Aku bayangkan jika anakku duluan yang mati, aku dan istri kesepian. Tak ada rutinitas istri memasak sarapan buat si jagoan, atau aku menyiapkan rencana liburan hebat sehabis ujian. Juga, tidak ada tanya jawab konyol antara kami bertiga: mana yang lebih dulu ada, telur atau ayam?
Kalau anakku mati duluan, rumah kami sepi. Aku tidak bisa menghibur istriku dengan kata-kata manis, “Suatu saat Tuhan memberi kita titipan lagi.” Kandungan istriku bermasalah sejak melahirkan anak pertama. Sejak itu, ia tidak bisa mengandung.
Alangkah menyedihkan rumah sepi, tanpa anak-anak, tanpa dunia sederhana hitam dan putih, tanpa mainan, tanpa pekik seru atau tangis rengek manja minta dibelikan tas bergambar Ultraman. Tidak ada teman-teman anakku yang berisik dan suka mengacak- acak kulkas sampai dapur jadi kotor. Tidak ada nasihat bahwa main petasan berbahaya.
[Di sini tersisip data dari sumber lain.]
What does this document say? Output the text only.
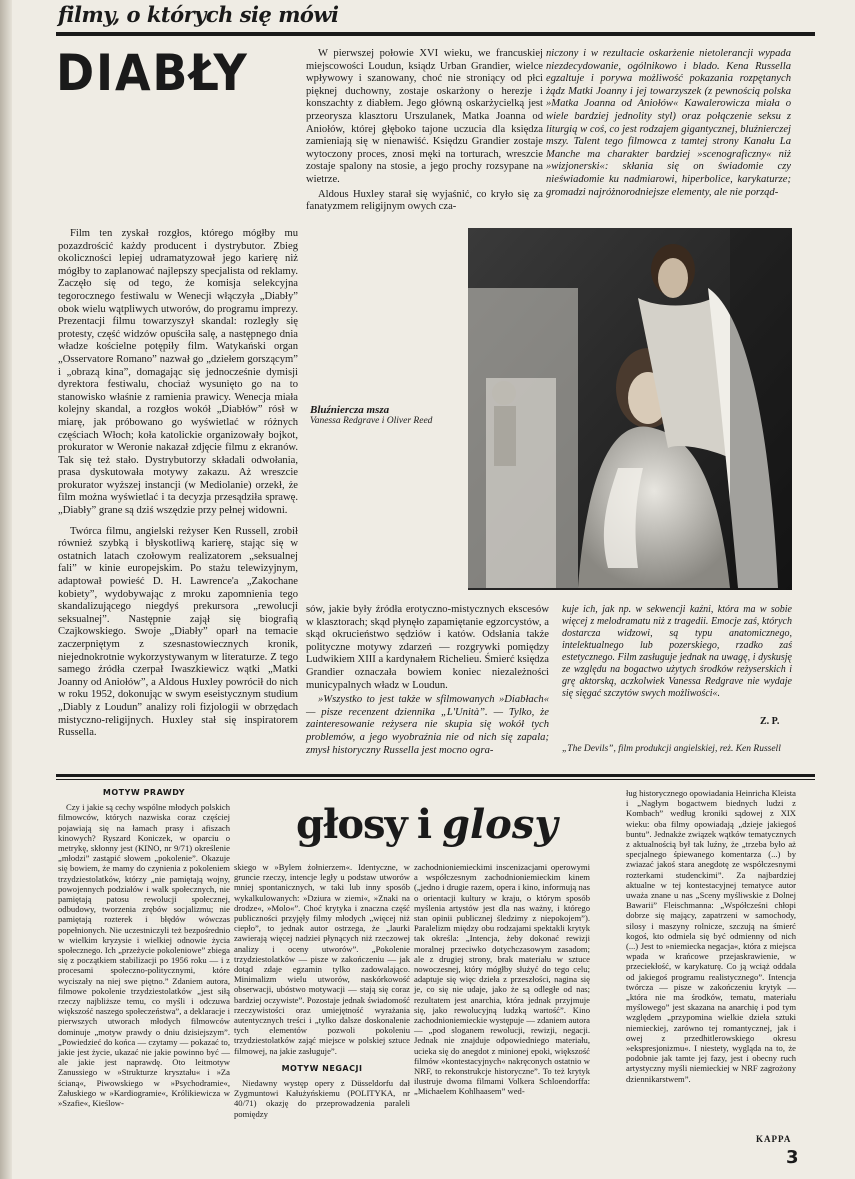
filmy, o których się mówi
DIABŁY	W pierwszej połowie XVI wieku, we francuskiej miejscowości Loudun, ksiądz Urban Grandier, wielce wpływowy i szanowany, choć nie stroniący od płci pięknej duchowny, zostaje oskarżony o herezje i konszachty z diabłem. Jego główną oskarżycielką jest przeorysza klasztoru Urszulanek, Matka Joanna od Aniołów, której głęboko tajone uczucia dla księdza zamieniają się w nienawiść. Księdzu Grandier zostaje wytoczony proces, znosi męki na torturach, wreszcie zostaje spalony na stosie, a jego prochy rozsypane na wietrze.

Aldous Huxley starał się wyjaśnić, co kryło się za fanatyzmem religijnym owych cza-

niczony i w rezultacie oskarżenie nietolerancji wypada niezdecydowanie, ogólnikowo i blado. Kena Russella egzaltuje i porywa możliwość pokazania rozpętanych żądz Matki Joanny i jej towarzyszek (z pewnością polska »Matka Joanna od Aniołów« Kawalerowicza miała o wiele bardziej jednolity styl) oraz połączenie seksu z liturgią w coś, co jest rodzajem gigantycznej, bluźnierczej mszy. Talent tego filmowca z tamtej strony Kanału La Manche ma charakter bardziej »scenograficzny« niż »wizjonerski«: skłania się on świadomie czy nieświadomie ku nadmiarowi, hiperbolice, karykaturze; gromadzi najróżnorodniejsze elementy, ale nie porząd-

Film ten zyskał rozgłos, którego mógłby mu pozazdrościć każdy producent i dystrybutor. Zbieg okoliczności lepiej udramatyzował jego karierę niż mógłby to zaplanować najlepszy specjalista od reklamy. Zaczęło się od tego, że komisja selekcyjna tegorocznego festiwalu w Wenecji włączyła „Diabły” obok wielu wątpliwych utworów, do programu imprezy. Prezentacji filmu towarzyszył skandal: rozległy się protesty, część widzów opuściła salę, a następnego dnia władze kościelne potępiły film. Watykański organ „Osservatore Romano” nazwał go „dziełem gorszącym” i „obrazą kina”, domagając się jednocześnie dymisji dyrektora festiwalu, chociaż wysunięto go na to stanowisko właśnie z ramienia prawicy. Wenecja miała kolejny skandal, a rozgłos wokół „Diabłów” rósł w miarę, jak próbowano go wyświetlać w różnych częściach Włoch; koła katolickie organizowały bojkot, prokurator w Weronie nakazał zdjęcie filmu z ekranów. Tak się też stało. Dystrybutorzy składali odwołania, prasa dyskutowała motywy zakazu. Aż wreszcie prokurator wyższej instancji (w Mediolanie) orzekł, że film można wyświetlać i ta decyzja przesądziła sprawę. „Diabły” grane są dziś wszędzie przy pełnej widowni.

Twórca filmu, angielski reżyser Ken Russell, zrobił również szybką i błyskotliwą karierę, stając się w ostatnich latach czołowym realizatorem „seksualnej fali” w kinie europejskim. Po stażu telewizyjnym, adaptował powieść D. H. Lawrence'a „Zakochane kobiety”, wydobywając z mroku zapomnienia tego skandalizującego niegdyś prekursora „rewolucji seksualnej”. Następnie zajął się biografią Czajkowskiego. Swoje „Diabły” oparł na temacie zaczerpniętym z szesnastowiecznych kronik, niejednokrotnie wykorzystywanym w literaturze. Z tego samego źródła czerpał Iwaszkiewicz wątki „Matki Joanny od Aniołów”, a Aldous Huxley powrócił do nich w roku 1952, dokonując w swym eseistycznym studium „Diably z Loudun” analizy roli fizjologii w obrzędach mistyczno-religijnych. Huxley stał się inspiratorem Russella.

Bluźniercza msza
Vanessa Redgrave i Oliver Reed

sów, jakie były źródła erotyczno-mistycznych ekscesów w klasztorach; skąd płynęło zapamiętanie egzorcystów, a skąd okrucieństwo sędziów i katów. Odsłania także polityczne motywy zdarzeń — rozgrywki pomiędzy Ludwikiem XIII a kardynałem Richelieu. Śmierć księdza Grandier oznaczała bowiem koniec niezależności municypalnych władz w Loudun.

»Wszystko to jest także w sfilmowanych »Diabłach« — pisze recenzent dziennika „L'Unità”. — Tylko, że zainteresowanie reżysera nie skupia się wokół tych problemów, a jego wyobraźnia nie od nich się zapala; zmysł historyczny Russella jest mocno ogra-

kuje ich, jak np. w sekwencji kaźni, która ma w sobie więcej z melodramatu niż z tragedii. Emocje zaś, których dostarcza widzowi, są typu anatomicznego, intelektualnego lub pozerskiego, rzadko zaś estetycznego. Film zasługuje jednak na uwagę, i dyskusję ze względu na bogactwo użytych środków reżyserskich i grę aktorską, aczkolwiek Vanessa Redgrave nie wydaje się sięgać szczytów swych możliwości«.

Z. P.
„The Devils”, film produkcji angielskiej, reż. Ken Russell
głosy i glosy
MOTYW PRAWDY

Czy i jakie są cechy wspólne młodych polskich filmowców, których nazwiska coraz częściej pojawiają się na łamach prasy i afiszach kinowych? Ryszard Koniczek, w oparciu o metrykę, skłonny jest (KINO, nr 9/71) określenie „młodzi” zastąpić słowem „pokolenie”. Okazuje się bowiem, że mamy do czynienia z pokoleniem trzydziestolatków, którzy „nie pamiętają wojny, powojennych podziałów i walk społecznych, nie pamiętają patosu rewolucji społecznej, odbudowy, tworzenia zrębów socjalizmu; nie pamiętają rozterek i błędów wówczas popełnionych. Nie uczestniczyli też bezpośrednio w wielkim kryzysie i wielkiej odnowie życia społecznego. Ich „przeżycie pokoleniowe” zbiega się z początkiem stabilizacji po 1956 roku — i z procesami społeczno-politycznymi, które wyciszały na niej swe piętno.” Zdaniem autora, filmowe pokolenie trzydziestolatków „jest siłą rzeczy najbliższe temu, co myśli i odczuwa większość naszego społeczeństwa”, a deklaracje i pierwszych utworach młodych filmowców dominuje „motyw prawdy o dniu dzisiejszym”. „Powiedzieć do końca — czytamy — pokazać to, jakie jest życie, ukazać nie jakie powinno być — ale jakie jest naprawdę. Oto leitmotyw Zanussiego w »Strukturze kryształu« i »Za ścianą«, Piwowskiego w »Psychodramie«, Załuskiego w »Kardiogramie«, Królikiewicza w »Szafie«, Kieślow-

skiego w »Bylem żołnierzem«. Identyczne, w gruncie rzeczy, intencje legły u podstaw utworów mniej spontanicznych, w taki lub inny sposób wykalkulowanych: »Dziura w ziemi«, »Znaki na drodze«, »Molo«”. Choć krytyka i znaczna część publiczności przyjęły filmy młodych „więcej niż ciepło”, to jednak autor ostrzega, że „laurki zawierają więcej nadziei płynących niż rzeczowej analizy i oceny utworów”. „Pokolenie trzydziestolatków — pisze w zakończeniu — jak dotąd zdaje egzamin tylko zadowalająco. Minimalizm wielu utworów, naskórkowość obserwacji, ubóstwo motywacji — stają się coraz bardziej oczywiste”. Pozostaje jednak świadomość rzeczywistości oraz umiejętność wyrażania autentycznych treści i „tylko dalsze doskonalenie tych elementów pozwoli pokoleniu trzydziestolatków zająć miejsce w polskiej sztuce filmowej, na jakie zasługuje”.

MOTYW NEGACJI

Niedawny występ opery z Düsseldorfu dał Zygmuntowi Kałużyńskiemu (POLITYKA, nr 40/71) okazję do przeprowadzenia paraleli pomiędzy

zachodnioniemieckimi inscenizacjami operowymi a współczesnym zachodnioniemieckim kinem („jedno i drugie razem, opera i kino, informują nas o orientacji kultury w kraju, o którym sposób myślenia artystów jest dla nas ważny, i którego stan opinii publicznej śledzimy z niepokojem”). Paralelizm między obu rodzajami spektakli krytyk tak określa: „Intencja, żeby dokonać rewizji moralnej przeciwko dotychczasowym zasadom; ale z drugiej strony, brak materiału w sztuce nowoczesnej, który mógłby służyć do tego celu; adaptuje się więc dzieła z przeszłości, nagina się je, co się nie udaje, jako że są odległe od nas; rezultatem jest anarchia, która jednak przyjmuje się, jako rewolucyjną ludzką wartość”. Kino zachodnioniemieckie występuje — zdaniem autora — „pod sloganem rewolucji, rewizji, negacji. Jednak nie znajduje odpowiedniego materiału, ucieka się do anegdot z minionej epoki, większość filmów »kontestacyjnych« nakręconych ostatnio w NRF, to rekonstrukcje historyczne”. To też krytyk ilustruje dwoma filmami Volkera Schloendorffa: „Michaelem Kohlhaasem” wed-

ług historycznego opowiadania Heinricha Kleista i „Nagłym bogactwem biednych ludzi z Kombach” według kroniki sądowej z XIX wieku: oba filmy opowiadają „dzieje jakiegoś buntu”. Jednakże związek wątków tematycznych z aktualnością był tak luźny, że „trzeba było aż specjalnego śpiewanego komentarza (...) by zwiazać jakoś stara anegdotę ze współczesnymi rozterkami studenckimi”. Za najbardziej aktualne w tej kontestacyjnej tematyce autor uważa znane u nas „Sceny myśliwskie z Dolnej Bawarii” Fleischmanna: „Współcześni chłopi dobrze się mający, zapatrzeni w samochody, silosy i maszyny rolnicze, szczują na śmierć kogoś, kto odmiela się być odmienny od nich (...) Jest to »niemiecka negacja«, która z miejsca wpada w krańcowe przejaskrawienie, w przeciekłość, w karykaturę. Co ją wciąż oddala od jakiegoś programu realistycznego”. Intencja twórcza — pisze w zakończeniu krytyk — „która nie ma środków, tematu, materiału myślowego” jest skazana na anarchię i pod tym względem „przypomina wielkie dzieła sztuki niemieckiej, zarówno tej romantycznej, jak i owej z przedhitlerowskiego okresu »ekspresjonizmu«. I niestety, wygląda na to, że podobnie jak tamte jej fazy, jest i obecny ruch artystyczny myśli niemieckiej w NRF zagrożony dziennikarstwem”.

KAPPA
3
Tidak ada papan larangan ini dan itu—yang membikin anak itu kadang-kadang kecewa dan cemberut, sehingga aku dan istri menertawakannya berdua di kamar, “Lihat, anak kita. Kalau ngambek persis kamu!”
Aku juga membayangkan, jika istriku duluan yang mati, aku dan anakku kesepian. Tak ada yang cerewet membangunkan kami dari tidur. Tak ada yang tahu masakan apa yang kusuka di rumah ini. Tak ada yang memilihkan kemeja dan celana panjang yang pas buatku. Juga, tak ada yang tahu apa yang harus dilakukan saat si kecil sedang marah dan merajuk, “Mau apa, Nak? Bilang ke Papa.” Alangkah pendiamnya anak itu, jika tak ada mamanya.
Kalau istriku mati duluan, rumah kami sepi. Aku tak bisa menghibur anakku dengan kata-kata manis, “Nanti Tuhan mengirim mama baru buatmu, Nak?” Tentu saja, aku tidak yakin, jika kelak terpaksa menikah lagi, istri baruku mau menerima anak itu sebagaimana anak kandungnya sendiri.
Alangkah mengerikan rumah sepi. Tanpa tempat berbagi jika di kantor banyak soal berat. Tanpa tempat bertukar pikiran jika ada sesuatu yang kami rencanakan. Tanpa pukulan manja jika suatu malam, di hari ulang tahun istri, aku pura-pura tak tahu dan bersandiwara nyeleweng dengan teman sekantor. Tidak ada kehangatan karena anakku lebih banyak diam. Tidak ada penyeimbang saat aku dengan frustrasi memilih marah, sebab anakku terlalu nakal.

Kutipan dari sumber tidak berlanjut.